One Army Captain noted, via a
New York Times article, “It caused a lot of unnecessary stress. It was an exhausting 14 years.”
Even when she worked to stay within the regulations, there was constant scrutiny by higher-ups, she said, adding that black women felt as if they were “walking targets” because the regulations were subject to interpretation.
But, without a doubt, written and unwritten rules about “grooming” and “dress codes” serve as means to discriminate and devalue Blackness. These rules have allowed schools, corporations, and even the United States military to distort social norms and limit the beauty of Blackness by condemning hairstyles such as cornrows, braids, twists, and dreadlocks.
Hair “not only symbolizes the self but, in a very real sense, it
is the self since it grows from and is part of the physical human body.”
6.
1. Barry Chevannes in Rastafari and Other African-Caribbean Worldviews, Rutgers University Press, 1997, p77 and p82)
In the late 1940s a Rastafari group called the Youth Black Faith believed leaving hair uncombed was the truer reading of the scriptures. (The Nazarite Vow in the book of Numbers states: “'All the days of his vow of separation no razor shall pass over his head. He shall be holy until the days are fulfilled for which he separated himself to the LORD; he shall let the locks of hair on his head grow long.” http://biblehub.com/numbers/6-5.htm)
Chevannes asserts that Rastafari embraced dredlocs to maintain associations with the unkempt and outcast and in opposition to White and mainstream Jamaican cultural identity. Another historical interpretation is that dredlocs were adopted by Rastafari “out of admiration and reverence for the fearless resistance of the Kikuyu soldiers of the Mau Mau rebellion in Kenya.” (see Hair Story page 121)

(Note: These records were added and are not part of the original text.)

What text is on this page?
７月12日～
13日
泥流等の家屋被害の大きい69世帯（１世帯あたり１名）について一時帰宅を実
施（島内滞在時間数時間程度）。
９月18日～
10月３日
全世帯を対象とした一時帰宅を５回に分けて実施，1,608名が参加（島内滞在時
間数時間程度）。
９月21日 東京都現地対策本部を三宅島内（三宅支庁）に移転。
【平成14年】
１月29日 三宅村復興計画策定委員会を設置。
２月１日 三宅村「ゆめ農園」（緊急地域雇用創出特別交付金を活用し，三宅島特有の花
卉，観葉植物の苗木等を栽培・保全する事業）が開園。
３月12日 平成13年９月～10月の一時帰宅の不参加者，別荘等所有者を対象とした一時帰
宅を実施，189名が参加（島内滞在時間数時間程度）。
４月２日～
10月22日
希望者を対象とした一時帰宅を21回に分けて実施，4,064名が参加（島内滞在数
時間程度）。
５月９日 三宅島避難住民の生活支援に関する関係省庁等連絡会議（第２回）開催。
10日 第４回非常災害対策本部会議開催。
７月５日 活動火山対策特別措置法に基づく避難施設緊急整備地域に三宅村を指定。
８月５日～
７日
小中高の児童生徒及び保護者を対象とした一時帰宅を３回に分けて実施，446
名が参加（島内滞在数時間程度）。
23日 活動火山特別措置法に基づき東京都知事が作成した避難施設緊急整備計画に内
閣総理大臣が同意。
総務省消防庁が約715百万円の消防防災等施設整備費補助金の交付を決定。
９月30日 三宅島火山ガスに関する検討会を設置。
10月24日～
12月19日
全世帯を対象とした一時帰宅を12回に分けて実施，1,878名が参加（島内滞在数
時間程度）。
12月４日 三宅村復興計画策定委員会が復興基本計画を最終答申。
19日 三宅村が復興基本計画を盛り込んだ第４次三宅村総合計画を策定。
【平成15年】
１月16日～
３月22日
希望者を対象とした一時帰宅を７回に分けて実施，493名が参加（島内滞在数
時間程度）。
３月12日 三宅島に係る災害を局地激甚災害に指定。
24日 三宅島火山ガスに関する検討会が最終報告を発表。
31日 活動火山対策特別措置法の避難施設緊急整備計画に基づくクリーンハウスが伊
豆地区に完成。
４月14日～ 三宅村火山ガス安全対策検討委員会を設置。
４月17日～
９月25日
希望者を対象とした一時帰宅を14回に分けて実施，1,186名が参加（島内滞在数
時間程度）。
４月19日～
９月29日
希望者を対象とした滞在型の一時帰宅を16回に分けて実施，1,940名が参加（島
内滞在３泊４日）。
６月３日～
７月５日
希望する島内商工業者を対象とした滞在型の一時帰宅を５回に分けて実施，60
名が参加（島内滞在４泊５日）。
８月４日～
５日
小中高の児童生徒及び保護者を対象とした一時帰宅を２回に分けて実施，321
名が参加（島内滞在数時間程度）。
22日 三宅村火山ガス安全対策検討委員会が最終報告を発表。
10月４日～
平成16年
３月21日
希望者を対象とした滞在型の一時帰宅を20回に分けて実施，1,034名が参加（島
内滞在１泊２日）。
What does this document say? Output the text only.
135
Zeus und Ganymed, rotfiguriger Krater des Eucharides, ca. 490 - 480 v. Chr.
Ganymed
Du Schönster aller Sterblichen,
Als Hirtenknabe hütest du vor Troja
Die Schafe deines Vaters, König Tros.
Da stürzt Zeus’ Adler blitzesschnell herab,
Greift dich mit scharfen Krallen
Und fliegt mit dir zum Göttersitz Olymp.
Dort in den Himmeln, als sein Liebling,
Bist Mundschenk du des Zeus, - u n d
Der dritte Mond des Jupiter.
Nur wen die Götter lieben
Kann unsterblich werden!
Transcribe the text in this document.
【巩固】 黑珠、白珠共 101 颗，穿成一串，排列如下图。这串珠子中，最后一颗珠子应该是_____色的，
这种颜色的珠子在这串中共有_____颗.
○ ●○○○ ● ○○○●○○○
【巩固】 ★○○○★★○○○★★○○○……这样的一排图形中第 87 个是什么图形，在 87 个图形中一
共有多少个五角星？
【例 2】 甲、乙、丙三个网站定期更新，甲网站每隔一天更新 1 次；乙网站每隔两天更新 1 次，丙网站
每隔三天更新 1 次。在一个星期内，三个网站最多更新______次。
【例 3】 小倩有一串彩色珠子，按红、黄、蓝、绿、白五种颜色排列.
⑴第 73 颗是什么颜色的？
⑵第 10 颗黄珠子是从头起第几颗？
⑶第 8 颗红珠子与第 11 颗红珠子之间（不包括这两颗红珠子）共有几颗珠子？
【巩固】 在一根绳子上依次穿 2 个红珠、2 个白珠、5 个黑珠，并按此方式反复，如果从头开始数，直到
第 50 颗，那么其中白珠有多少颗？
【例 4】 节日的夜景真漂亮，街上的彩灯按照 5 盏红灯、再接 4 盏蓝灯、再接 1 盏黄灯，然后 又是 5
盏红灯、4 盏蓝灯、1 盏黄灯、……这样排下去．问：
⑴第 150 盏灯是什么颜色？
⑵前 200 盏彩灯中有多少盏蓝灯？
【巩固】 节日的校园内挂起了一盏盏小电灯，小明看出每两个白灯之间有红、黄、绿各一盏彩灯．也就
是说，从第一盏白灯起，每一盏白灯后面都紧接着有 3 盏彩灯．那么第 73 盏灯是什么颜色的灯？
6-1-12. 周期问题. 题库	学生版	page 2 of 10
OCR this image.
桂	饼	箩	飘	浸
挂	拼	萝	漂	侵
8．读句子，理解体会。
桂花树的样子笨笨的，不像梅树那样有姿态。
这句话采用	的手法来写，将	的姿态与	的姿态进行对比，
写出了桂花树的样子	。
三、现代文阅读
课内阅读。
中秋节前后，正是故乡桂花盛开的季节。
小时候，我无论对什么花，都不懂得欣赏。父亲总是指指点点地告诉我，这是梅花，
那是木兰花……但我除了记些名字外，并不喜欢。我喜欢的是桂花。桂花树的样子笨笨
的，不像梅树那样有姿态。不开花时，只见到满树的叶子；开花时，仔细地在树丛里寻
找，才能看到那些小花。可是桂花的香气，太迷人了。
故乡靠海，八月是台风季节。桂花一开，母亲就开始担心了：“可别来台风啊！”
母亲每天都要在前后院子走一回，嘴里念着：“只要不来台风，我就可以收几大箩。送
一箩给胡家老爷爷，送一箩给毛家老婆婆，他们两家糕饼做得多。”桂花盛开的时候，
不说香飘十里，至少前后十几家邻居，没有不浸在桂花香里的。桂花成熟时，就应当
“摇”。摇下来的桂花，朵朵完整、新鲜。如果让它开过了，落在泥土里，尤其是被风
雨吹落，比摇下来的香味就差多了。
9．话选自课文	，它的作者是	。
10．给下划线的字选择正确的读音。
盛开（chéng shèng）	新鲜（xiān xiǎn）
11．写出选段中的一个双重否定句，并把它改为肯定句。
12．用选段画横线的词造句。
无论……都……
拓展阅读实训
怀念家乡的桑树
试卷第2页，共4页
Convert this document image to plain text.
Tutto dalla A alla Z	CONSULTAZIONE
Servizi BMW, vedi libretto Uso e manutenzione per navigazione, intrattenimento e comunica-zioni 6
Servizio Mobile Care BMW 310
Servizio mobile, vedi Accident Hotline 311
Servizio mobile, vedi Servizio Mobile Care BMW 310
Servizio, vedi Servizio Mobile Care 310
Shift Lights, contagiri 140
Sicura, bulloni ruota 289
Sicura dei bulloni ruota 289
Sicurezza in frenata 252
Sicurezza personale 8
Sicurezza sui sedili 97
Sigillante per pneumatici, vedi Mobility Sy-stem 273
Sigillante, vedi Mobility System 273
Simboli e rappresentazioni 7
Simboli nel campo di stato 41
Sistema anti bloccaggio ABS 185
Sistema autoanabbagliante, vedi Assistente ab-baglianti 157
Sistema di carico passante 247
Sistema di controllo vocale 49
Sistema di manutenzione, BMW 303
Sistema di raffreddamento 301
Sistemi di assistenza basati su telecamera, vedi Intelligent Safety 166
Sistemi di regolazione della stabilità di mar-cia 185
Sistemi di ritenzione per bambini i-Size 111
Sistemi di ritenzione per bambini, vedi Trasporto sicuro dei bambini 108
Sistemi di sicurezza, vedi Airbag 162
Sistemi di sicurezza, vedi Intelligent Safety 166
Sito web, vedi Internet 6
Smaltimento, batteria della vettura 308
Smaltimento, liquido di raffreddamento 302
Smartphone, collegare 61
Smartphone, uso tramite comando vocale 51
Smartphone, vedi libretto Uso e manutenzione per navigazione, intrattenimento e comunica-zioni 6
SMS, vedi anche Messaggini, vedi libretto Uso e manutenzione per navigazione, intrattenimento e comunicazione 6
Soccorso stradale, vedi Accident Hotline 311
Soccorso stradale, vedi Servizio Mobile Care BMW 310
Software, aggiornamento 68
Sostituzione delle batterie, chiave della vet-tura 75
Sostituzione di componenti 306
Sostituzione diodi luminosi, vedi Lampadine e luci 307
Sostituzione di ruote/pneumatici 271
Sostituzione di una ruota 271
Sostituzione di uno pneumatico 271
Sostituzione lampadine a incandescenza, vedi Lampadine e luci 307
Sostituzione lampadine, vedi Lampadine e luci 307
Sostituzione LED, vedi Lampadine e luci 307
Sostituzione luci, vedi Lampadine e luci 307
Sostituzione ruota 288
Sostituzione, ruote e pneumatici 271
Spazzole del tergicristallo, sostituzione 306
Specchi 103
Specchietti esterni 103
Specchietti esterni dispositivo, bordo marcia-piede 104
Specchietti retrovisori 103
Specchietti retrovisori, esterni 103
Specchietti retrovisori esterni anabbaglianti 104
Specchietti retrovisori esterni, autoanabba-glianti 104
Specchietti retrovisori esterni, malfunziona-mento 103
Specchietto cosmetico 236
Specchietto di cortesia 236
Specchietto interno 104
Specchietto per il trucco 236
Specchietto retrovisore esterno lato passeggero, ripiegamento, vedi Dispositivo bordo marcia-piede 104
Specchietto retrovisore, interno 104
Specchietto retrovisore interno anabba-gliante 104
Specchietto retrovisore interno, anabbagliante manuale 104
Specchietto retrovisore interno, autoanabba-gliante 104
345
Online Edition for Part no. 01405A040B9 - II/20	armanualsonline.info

2. I use the spelling dredlocs over dreadlocks, in deference to those who ascribe the word’s derivation as being from the description of arriving slaves as “dreadful.” However, Chevannes explains that dreadlocks comes from The Dreadfuls (or the Warriors), named for those more aesthetic and disciplined. “The term Dreadful and Warrior reflected the manner in which the ascetics behaved: constantly ‘at war’ with the neglectful, in whom they inspired dread.” p84
3. Ayana D. Byrd and Lori L. Tharps, Hair Story: Untangling the Roots of Black Hair in America, St. Martin’s Griffin, 2014, page 123.
4. The word tignon, pronounced tiyon, was a regional term in New Orleans for headscarf. It derived from the French word chignon which, in the late 18th century, referred to a hairstyle where the hair was pulled back in twists or knots.
5. The tignon laws were intended to “force the free women of color to symbolically reestablish their ties to slavery by wearing the kerchief, the garment traditionally worn by slave women to signify their status as workers. (Plaçage and the Louisiana Gens de Couleur Libre: How Race and Sex Defined the Lifestyles of Free Women of Color” by Joan M. Martin in Creole: The History and Legacy of Louisiana's Free People of Color edited by Sybil Kein, p. 62.)
6. Anthony Synnott, ‘Shame and Glory: A Sociology of Hair,’ British Journal of Sociology, 38 (3), p404.